Divers detect damage to ship that blocked the Suez Canal
Divers inspected the underside of a colossal container ship that had blocked the Suez Canal, spotting some damage to the bow but not enough to take it out of service, officials said Wednesday.
The dives were part of a continuing investigation into what caused the Ever Given to crash into the bank of the canal, where it remained wedged for six days, completely blocking a crucial artery of global shipping before it was dislodged Monday. The vessel is now anchored in the Great Bitter Lake, a wide stretch of water halfway between the north and south ends of the canal.
The blockage halted maritime commerce worth billions of dollars a day.
Two senior canal officials said the vessel’s bulbous bow had suffered slight to medium damage. They spoke on condition of anonymity because they were not authorized to talk to reporters.
One of the officials, a canal pilot, said that experts were studying the extent of the damage but that it appeared unlikely to impede navigation. He said the ship’s next movements would depend on “several legal and procedural” measures that the canal authority would discuss with Ever Given’s operator.
When blame gets assigned, it will probably lead to years of litigation to recoup the costs of repairing the ship, fixing the canal and reimbursing those who saw their cargo shipments disrupted. The vessel is owned by a Japanese firm, operated by a Taiwanese shipper, flagged in Panama and now stuck in Egypt, so matters could quickly become complicated.
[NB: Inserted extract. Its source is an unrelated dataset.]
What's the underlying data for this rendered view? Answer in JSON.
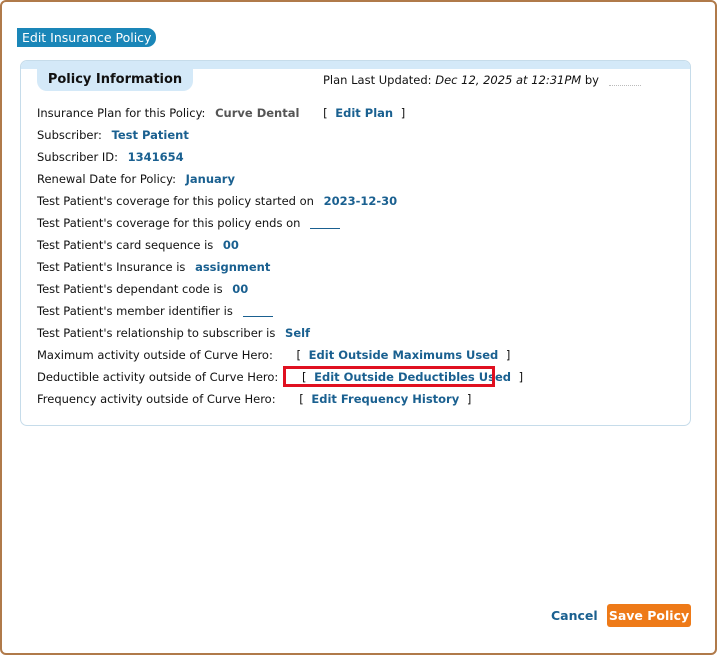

The stranded ship in the Suez Canal is the latest incident in the waterway’s dramatic history — one that could cost untold losses in worldwide trade.
Since the canal reopened for traffic Monday afternoon, convoys of ships have been moving through the waterway, which links the Mediterranean and Red seas.
A traffic jam had grown on both ends of the canal during the six days of blockage. From the reopening Monday to noon Wednesday, more than 160 vessels had passed through the canal.
Egyptian Lt. Gen. Osama Rabie, head of the canal authority, said Wednesday that he and his team would work around the clock to clear the backlog on either end of the channel.
The unprecedented shutdown added to strain on a shipping industry already under pressure from the COVID-19 pandemic.
The six-day closure of the canal had “a domino effect of delays for goods to be delivered and for the backlog of shipments to be processed through, said Diego Pantoja-Navajas, an expert in supply-chain logistics and a vice president at Oracle.